Abstract
Cornus florida seeds show strong dormancy. In this study, we investigated the causes of the dormancy by assessing the permeability of the stony endocarp, the germination of seeds after mechanical dissection, and the effect of endogenous inhibitors. Water uptake by intact and cracked seeds during imbibition showed that the endocarp formed a strong barrier for water absorption. Meanwhile, extracts from endocarp decreased the germination frequency of chinese cabbage seeds from 99.3% (control) to 2.7%. Therefore, the endocarp was the mechanical barrier and contained endogenous inhibitors for seed germination. However, the germination percentage of decoated seeds and dissected seeds with the exposed radicle were only 13.3% and 28.7%, respectively. It was found that the endosperm also played a role in seed dormancy. Extracts from endosperm decreased the germination frequency of chinese cabbage seeds from 99.3% (control) to 53.0%. By contrast, extracts from embryo did not affect the germination of chinese cabbage seeds. When tested with the excised embryos, germination percentage was up to 85.3% at the 16th day of incubation. Taking these results together, we concluded that the endocarp and endosperm were responsible for seed dormancy in C. florida. To break the seed dormancy of C. florida, stratification and soaking in sulfuric acid are the effective means. The highest germination frequency was achieved by immersing seeds in 98% sulfuric acid for 10 minutes, then soaking the seeds in 500 mg·L−1 gibberellic acid (GA3) for 72 hours before cold stratification at 5 °C for 60 days.

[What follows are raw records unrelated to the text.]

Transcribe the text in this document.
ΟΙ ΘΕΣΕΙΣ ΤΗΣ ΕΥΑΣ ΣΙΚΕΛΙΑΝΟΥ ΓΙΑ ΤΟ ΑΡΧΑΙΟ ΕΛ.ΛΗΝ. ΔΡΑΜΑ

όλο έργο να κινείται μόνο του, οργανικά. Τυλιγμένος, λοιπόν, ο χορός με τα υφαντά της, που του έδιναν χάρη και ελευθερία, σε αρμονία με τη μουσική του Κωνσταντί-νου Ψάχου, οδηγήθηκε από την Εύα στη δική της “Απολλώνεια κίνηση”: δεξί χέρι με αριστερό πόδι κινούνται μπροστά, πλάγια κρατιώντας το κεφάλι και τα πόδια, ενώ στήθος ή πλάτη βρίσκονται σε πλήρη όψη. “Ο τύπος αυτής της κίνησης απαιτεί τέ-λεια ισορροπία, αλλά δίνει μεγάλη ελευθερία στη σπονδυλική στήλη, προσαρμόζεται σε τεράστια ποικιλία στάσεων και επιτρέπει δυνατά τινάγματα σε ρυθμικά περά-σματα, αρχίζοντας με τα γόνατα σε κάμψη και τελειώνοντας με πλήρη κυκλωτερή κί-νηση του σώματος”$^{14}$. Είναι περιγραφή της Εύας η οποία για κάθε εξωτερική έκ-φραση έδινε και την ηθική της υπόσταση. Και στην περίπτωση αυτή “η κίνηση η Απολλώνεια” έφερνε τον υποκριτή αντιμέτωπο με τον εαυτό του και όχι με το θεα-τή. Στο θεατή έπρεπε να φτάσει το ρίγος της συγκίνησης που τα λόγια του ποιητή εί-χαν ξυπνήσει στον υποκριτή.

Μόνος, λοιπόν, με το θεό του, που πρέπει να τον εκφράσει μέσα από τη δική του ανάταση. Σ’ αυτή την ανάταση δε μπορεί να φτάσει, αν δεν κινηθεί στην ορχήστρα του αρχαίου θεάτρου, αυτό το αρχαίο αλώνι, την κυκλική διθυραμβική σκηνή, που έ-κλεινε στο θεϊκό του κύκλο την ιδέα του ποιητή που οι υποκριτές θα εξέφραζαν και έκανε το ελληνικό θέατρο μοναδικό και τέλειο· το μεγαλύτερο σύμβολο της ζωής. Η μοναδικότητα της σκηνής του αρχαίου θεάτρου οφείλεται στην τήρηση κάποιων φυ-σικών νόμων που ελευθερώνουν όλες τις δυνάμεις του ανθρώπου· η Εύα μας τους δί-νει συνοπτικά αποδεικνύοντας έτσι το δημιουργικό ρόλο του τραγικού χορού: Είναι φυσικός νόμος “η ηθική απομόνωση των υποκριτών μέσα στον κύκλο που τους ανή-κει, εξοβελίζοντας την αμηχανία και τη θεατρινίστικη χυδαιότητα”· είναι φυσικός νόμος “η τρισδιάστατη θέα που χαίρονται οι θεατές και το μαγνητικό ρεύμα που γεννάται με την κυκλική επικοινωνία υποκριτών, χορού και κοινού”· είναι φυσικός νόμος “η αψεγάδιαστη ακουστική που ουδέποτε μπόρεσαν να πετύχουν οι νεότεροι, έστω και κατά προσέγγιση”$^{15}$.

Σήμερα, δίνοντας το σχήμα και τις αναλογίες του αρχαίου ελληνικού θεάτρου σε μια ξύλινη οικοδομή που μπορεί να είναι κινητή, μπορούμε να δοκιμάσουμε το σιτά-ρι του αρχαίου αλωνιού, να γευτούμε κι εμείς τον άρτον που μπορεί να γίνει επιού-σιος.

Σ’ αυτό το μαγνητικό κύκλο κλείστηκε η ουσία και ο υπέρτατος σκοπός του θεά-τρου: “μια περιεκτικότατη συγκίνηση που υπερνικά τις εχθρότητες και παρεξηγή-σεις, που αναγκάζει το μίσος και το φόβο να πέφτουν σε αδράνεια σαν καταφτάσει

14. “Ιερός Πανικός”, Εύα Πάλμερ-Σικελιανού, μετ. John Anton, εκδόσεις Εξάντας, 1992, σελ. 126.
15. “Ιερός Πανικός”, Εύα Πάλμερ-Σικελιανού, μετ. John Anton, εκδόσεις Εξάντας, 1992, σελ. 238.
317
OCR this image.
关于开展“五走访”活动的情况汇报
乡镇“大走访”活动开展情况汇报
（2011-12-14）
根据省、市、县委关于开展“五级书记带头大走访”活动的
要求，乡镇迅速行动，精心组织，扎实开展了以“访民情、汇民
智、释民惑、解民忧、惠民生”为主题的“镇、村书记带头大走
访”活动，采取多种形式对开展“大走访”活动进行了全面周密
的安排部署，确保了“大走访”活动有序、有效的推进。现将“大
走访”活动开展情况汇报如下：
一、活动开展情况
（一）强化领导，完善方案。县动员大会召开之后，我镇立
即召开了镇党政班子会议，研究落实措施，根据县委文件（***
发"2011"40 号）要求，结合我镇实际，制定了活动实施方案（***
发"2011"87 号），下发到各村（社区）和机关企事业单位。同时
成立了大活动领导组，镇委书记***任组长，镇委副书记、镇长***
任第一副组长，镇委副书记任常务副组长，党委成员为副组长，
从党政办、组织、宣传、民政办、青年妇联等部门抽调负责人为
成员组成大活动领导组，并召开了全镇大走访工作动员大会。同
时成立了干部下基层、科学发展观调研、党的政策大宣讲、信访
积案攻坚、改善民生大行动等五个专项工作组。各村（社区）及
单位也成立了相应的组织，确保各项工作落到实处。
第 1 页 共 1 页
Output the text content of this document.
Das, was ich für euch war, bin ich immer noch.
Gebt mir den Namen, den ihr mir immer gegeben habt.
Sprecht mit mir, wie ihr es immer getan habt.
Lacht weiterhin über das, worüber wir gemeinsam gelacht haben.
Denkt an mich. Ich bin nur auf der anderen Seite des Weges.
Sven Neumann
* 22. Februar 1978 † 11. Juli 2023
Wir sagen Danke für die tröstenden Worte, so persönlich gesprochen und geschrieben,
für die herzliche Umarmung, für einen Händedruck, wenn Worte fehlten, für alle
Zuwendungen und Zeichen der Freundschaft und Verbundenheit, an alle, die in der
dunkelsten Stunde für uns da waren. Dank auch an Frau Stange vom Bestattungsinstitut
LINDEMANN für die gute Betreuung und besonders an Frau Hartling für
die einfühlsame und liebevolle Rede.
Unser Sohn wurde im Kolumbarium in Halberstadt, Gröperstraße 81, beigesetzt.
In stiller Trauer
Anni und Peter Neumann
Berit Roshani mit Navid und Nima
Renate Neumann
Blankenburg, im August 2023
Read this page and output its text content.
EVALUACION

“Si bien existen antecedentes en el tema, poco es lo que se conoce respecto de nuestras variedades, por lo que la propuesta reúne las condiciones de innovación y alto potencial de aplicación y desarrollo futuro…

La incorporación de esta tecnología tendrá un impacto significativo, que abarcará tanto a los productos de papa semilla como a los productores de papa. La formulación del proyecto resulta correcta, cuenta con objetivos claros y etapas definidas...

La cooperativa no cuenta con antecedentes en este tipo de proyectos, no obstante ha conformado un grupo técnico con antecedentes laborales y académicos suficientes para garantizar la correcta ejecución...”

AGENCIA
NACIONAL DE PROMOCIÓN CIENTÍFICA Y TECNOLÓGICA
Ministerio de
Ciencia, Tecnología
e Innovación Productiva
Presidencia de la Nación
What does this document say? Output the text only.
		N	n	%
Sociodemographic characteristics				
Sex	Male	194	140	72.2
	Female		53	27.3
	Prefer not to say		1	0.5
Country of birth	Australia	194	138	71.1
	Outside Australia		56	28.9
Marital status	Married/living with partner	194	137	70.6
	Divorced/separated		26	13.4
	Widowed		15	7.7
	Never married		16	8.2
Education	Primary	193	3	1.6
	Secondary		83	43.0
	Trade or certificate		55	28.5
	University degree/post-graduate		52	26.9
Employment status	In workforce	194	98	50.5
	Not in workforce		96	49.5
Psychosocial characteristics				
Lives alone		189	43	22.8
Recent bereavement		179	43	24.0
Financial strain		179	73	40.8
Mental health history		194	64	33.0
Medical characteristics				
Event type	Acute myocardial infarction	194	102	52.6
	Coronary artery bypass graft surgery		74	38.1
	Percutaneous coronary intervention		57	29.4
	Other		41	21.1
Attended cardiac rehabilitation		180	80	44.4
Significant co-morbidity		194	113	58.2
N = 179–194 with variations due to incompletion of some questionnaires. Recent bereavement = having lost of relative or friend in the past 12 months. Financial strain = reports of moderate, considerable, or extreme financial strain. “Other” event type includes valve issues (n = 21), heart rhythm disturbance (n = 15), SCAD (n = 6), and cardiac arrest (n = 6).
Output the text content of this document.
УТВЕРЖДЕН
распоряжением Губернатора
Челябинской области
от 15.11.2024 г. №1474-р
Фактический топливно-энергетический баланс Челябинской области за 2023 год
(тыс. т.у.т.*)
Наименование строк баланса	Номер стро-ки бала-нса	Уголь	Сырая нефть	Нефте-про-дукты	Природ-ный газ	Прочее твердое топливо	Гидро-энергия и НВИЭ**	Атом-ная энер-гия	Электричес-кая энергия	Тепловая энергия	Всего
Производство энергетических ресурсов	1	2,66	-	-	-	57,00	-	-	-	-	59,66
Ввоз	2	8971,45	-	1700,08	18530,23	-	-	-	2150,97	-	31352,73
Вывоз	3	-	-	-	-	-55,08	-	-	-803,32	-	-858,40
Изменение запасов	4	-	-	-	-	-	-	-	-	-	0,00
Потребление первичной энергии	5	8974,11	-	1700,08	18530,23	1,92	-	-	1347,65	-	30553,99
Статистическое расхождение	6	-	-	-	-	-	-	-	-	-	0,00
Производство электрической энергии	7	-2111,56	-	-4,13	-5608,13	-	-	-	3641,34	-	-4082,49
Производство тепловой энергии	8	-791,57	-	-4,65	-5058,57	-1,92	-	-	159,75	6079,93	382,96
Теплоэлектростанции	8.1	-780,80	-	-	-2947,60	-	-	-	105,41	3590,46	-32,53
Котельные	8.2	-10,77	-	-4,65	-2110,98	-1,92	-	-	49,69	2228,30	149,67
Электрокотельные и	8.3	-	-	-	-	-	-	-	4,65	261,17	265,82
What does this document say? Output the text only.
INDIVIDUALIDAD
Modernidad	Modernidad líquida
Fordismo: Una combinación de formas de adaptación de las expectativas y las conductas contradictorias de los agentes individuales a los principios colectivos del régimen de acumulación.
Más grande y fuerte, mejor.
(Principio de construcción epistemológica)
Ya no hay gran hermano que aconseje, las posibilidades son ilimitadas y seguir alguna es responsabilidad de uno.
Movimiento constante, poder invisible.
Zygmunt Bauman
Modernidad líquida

Flowering dogwood (C. florida L.), a member of the subgenus Benthamidia in Cornus, is a small- to medium-sized deciduous tree native to eastern North America (Borer et al., 2013; McLemore, 1990; Rushforth, 1999). The species is prized for the ornamental value of the pink, red, or white petal like, enlarged bracts in early spring, and brilliant red foliage and bright red berries in autumn. As noted by the U.S. Department of Agriculture Census of Horticultural Specialties (USDA-NASS, 2010) from retail and wholesale sales, in the United States, and especially in states such as Tennessee, C. florida is an economically important ornamental tree and may also be used as an important food source for wildlife in forests when its fruits ripen in autumn (Paul and David, 2008; Stiles, 1980). In addition, C. florida is widely considered as a calcium pump, increasing the rates of mineralization of the forest litter and soil because of the high calcium concentrations in its foliage (Holzmueller et al., 2007; Thomas, 1969).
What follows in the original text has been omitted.